When I finally decided to do that it was at the wrong moment. As I ran down the stairs, I glanced over my shoulder seeing Eddie behind me, but not seeing the step at my feet. Missing the step, I stumbled falling down the remainder of the stairs hitting the bottom hard. I blacked out after that waking up to find myself not just in the hospital with a sleeping Eddie by my side, but sadly no longer pregnant. I bled too heavily causing me to lose the baby. I found Eddie had no memory of what happened, he didn't even remember me telling him I was pregnant.
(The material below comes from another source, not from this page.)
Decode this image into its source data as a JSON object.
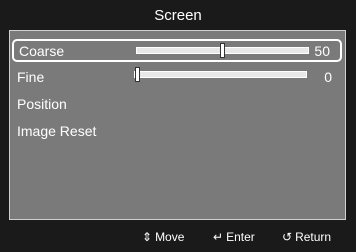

And with the memory of that other evil Edward in my head I found myself in my apartment again. My hands had found their way over my stomach and looking down at it I burst into tears. As scared as I had been, I would have liked having a child, especially if that child had been Edward Nygma's. But that dark half of his had denied us that. That was why I couldn't be with him, he had proven he couldn't protect me from himself; how could he protect me from the rest of the world?